Bekerja dan bersekolah. Dua hal itu melekat pada masa kecil Jan S Aritonang.
Sejak duduk di kelas IV SD, Aritonang telah belajar mencari uang. Di depan rumah kakeknya di Tanjung Morawa, Sumatera Utara, ia sering menggelar dagangan dari kebun kakeknya. Seminggu sekali, pukul 03.00 dini hari, ia ikut menjual hasil bumi ke pasar. Saat duduk di SMP, Aritonang pernah bekerja sebagai tukang sapu. Ia pernah bekerja pedagang asongan, kernet mobil angkutan, sampai penarik becak. Akan tetapi, satu hal tidak pernah ditinggalkannya: bersekolah.
"Meski pagi-pagi sekali harus berangkat ke pasar, apa pun saya harus cepat-cepat pulang supaya bisa bersekolah pada pukul 07.00. Sekalipun sejak kecil sudah dilepas cari makan sendiri, tetapi tetap harus bersekolah. Itu tak hanya berlaku pada diri saya, tapi juga bagi anak-anak Batak lainnya," kata Aritonang yang kini menjabat sebagai Ketua Program Pascasarjana Sekolah Tinggi Teologi,Jakarta.
Aritonang adalah anak kedua dari tiga bersaudara. Ibunya petani. Ayahnya pernah bergabung menjadi tentara, kemudian pindah menjadi pegawai pada Kementerian Penerangan, sebelum akhirnya,berwiraswasta.

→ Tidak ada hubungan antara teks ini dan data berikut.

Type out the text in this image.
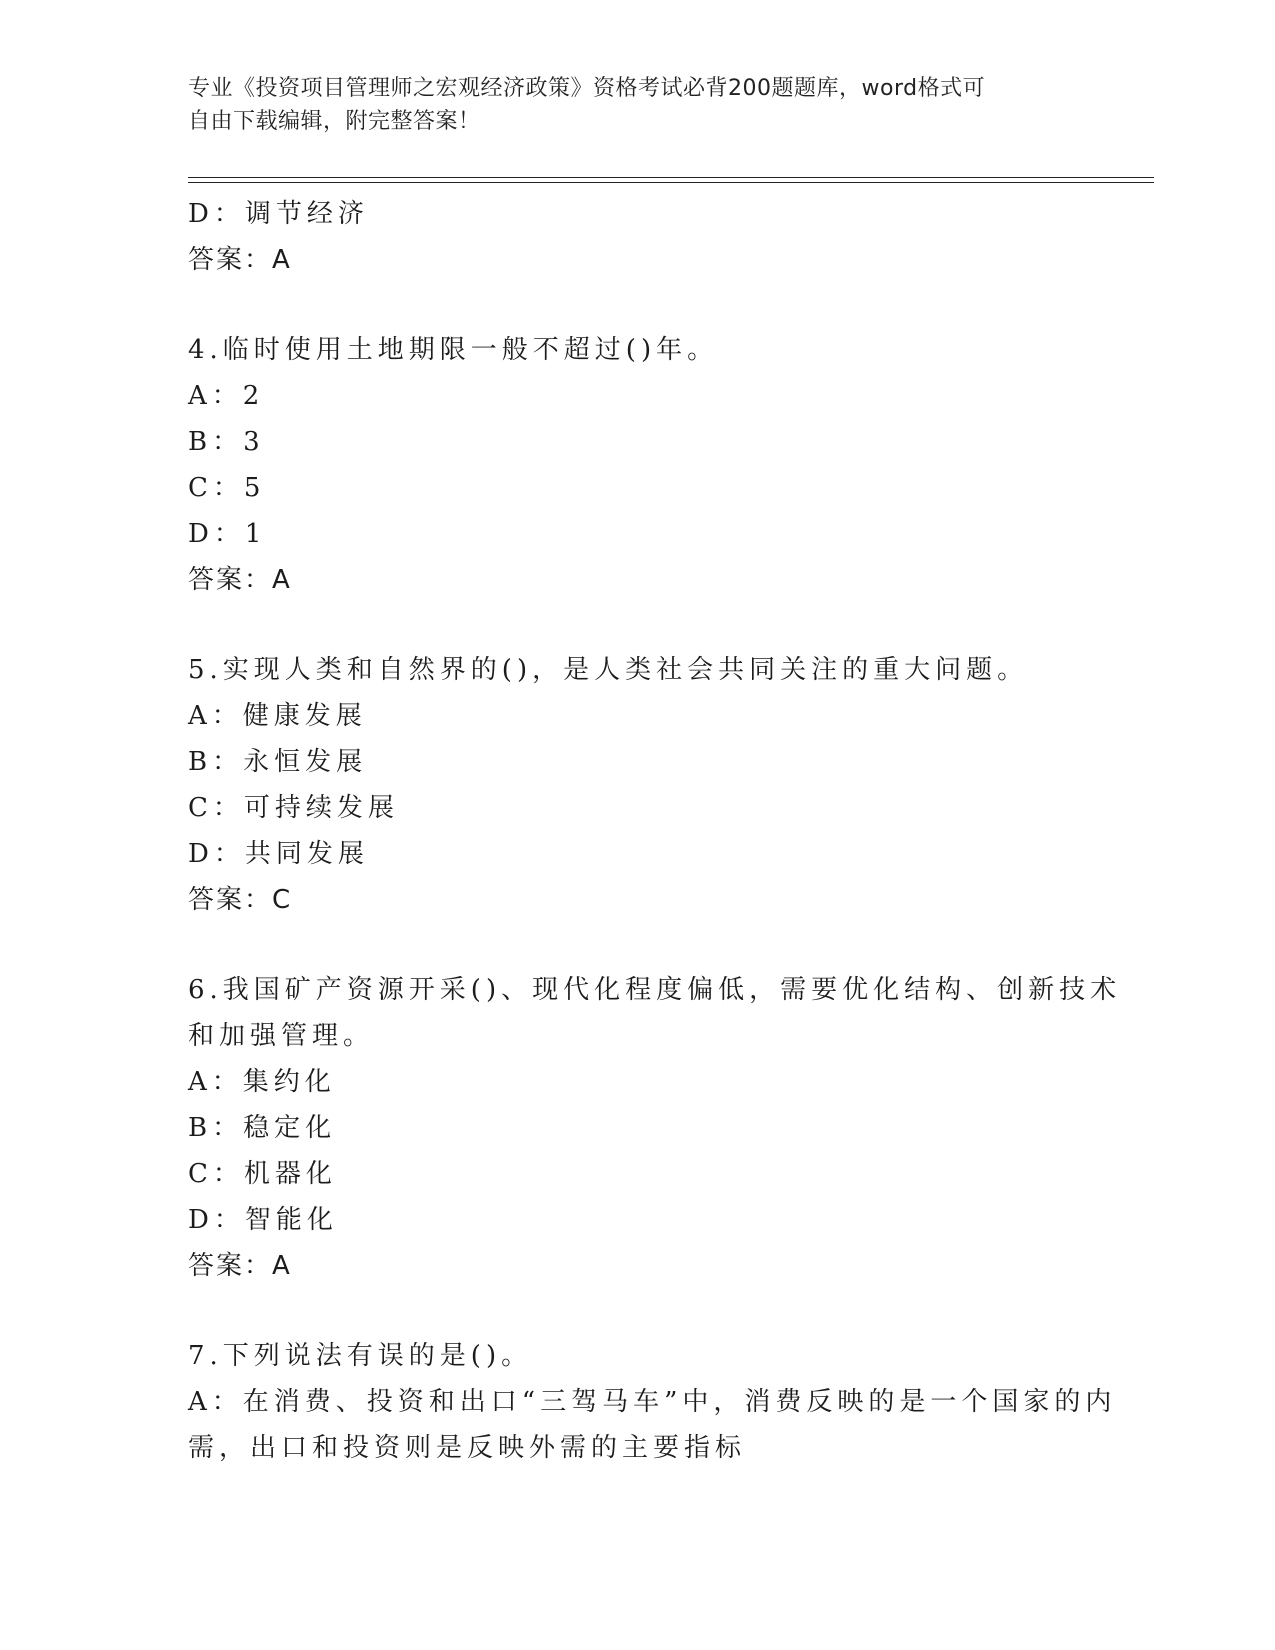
专业《投资项目管理师之宏观经济政策》资格考试必背200题题库，word格式可
自由下载编辑，附完整答案！
D：调节经济
答案：A
4.临时使用土地期限一般不超过()年。
A：2
B：3
C：5
D：1
答案：A
5.实现人类和自然界的()，是人类社会共同关注的重大问题。
A：健康发展
B：永恒发展
C：可持续发展
D：共同发展
答案：C
6.我国矿产资源开采()、现代化程度偏低，需要优化结构、创新技术
和加强管理。
A：集约化
B：稳定化
C：机器化
D：智能化
答案：A
7.下列说法有误的是()。
A：在消费、投资和出口“三驾马车”中，消费反映的是一个国家的内
需，出口和投资则是反映外需的主要指标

Ayahnya mendidiknya dengan keras. Bila ada angka merah di rapornya, bisa-bisa ia disetrap, tidak diberi makan atau dicambuk. Sebaliknya, bila memperoleh nilai bagus, tidak segan-segan ayahnya memberi hadiah baju baru, memotong ayam, atau sekadar mengajak jalan-jalan.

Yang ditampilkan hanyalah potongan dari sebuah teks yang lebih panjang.